In a recent publication, ‘Experimental trials and ‘what works?’ in education: The case of grammar for writing, written by Professor Wyse and Professor Carole Torgerson (Durham University), highlights that there is a “significant and persistent mismatch between national curriculum policy in England and the robust evidence that is available with regard to the teaching of writing”. This means that policymakers need to reassess which assessments and how pupils learn will result in effective learning.
Professor Wyse adds that children lose sight of the main concepts of reading due to an emphasis on spelling, grammar and phonics. And although these elements are significant, the risk we take is that children miss out on taking a holistic view and lose the crucial question to writing: What’s the main purpose of this task and why should I go through this process?

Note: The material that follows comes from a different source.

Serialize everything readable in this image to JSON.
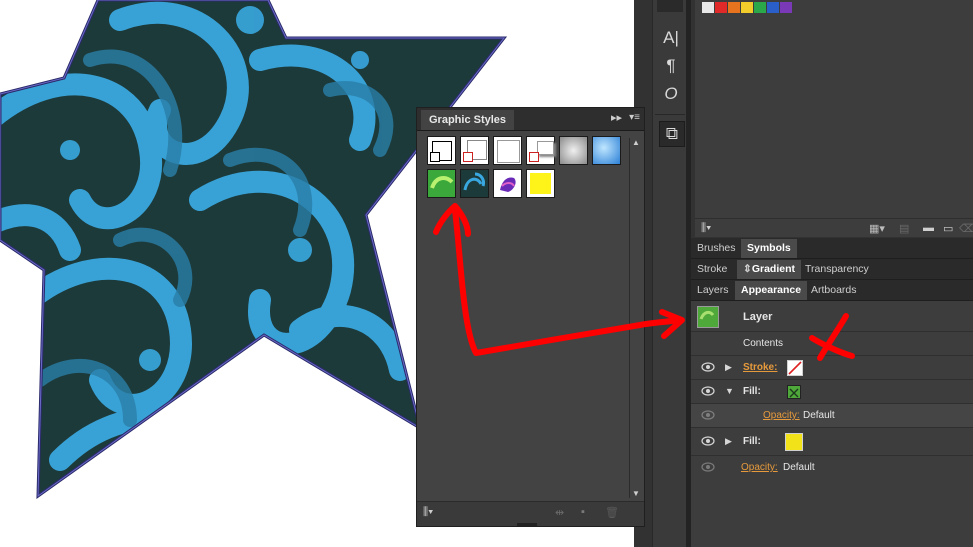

As a piece of multidisciplinary research, Professor Wyse wanted to make sure that it was reasonably accessible for any researcher interested in writing or by extension, any educational departments searching for ways that English could be taught better.
Professor Wyse’s recommendations revolve around a complete overhaul of the national curriculum. In an interesting observation of other curriculums, he noted that “if you look at the national curriculum for music, and take the word ‘music’ and replace it with ‘language’, you’re left with a good curriculum for reading, writing and talking.” This demonstrates that moving away from the current model that teachers use to test English skills will not remove the focus on technical aspects of writing but rather enhance it.
Policymakers would be asked to refrain from policy borrowing without understanding all the indicators needed to be taken into account. For example, New Zealand’s curriculum has a more holistic approach in comparison to England’s, which is more knowledge-based.
As politicians and education committees focus on statistics and tables such as the Progress in International Reading Literacy Study (PIRLS), by changing curriculum on expectations and lack of looking at the entire picture, politicians are “crucifying how you help young people learn” by jumping on the bandwagon and making assumptions.
By understanding the discourse, it seems that not only does a person’s writing improve, but the way they interact and holds themselves in conversation.
As a future project in collaboration with UCL Department of English and Literature, the IOE have started a new project, funded by the Nuffield Foundation, observing whether approaches to teaching 6-7-year-olds grammar can help their writing. The randomised controlled trial will enable the team to examine the implications that the national curriculum has for primary teachers' pedagogy and children's learning.
Professor Wyse has also been invited to contribute an 8,000 word entry to a new multidisciplinary encyclopaedia of linguistic anthropology, edited by professors in the United States. He sees this as a breakthrough, considering the difficulties of branching out into a multidisciplinary publication outside of the education sphere.
In an interview with British GQ, Jay-Z’s conversation style is described as sentences "punctuated by laughs, sighs, exhalations, giving them an instantly accessible, conversational tone. His phrasing - or "flow", as it's termed in hip-hop - is melodious, relaxed, apparently effortless. His wordplay thrives on the comparative and the oppositional - each line mirrors or contradicts the one that went before. "You see how I juxtapose?" he asks."
Perhaps students might feel more at ease, if their words were allowed to have flow like Jay-Z's?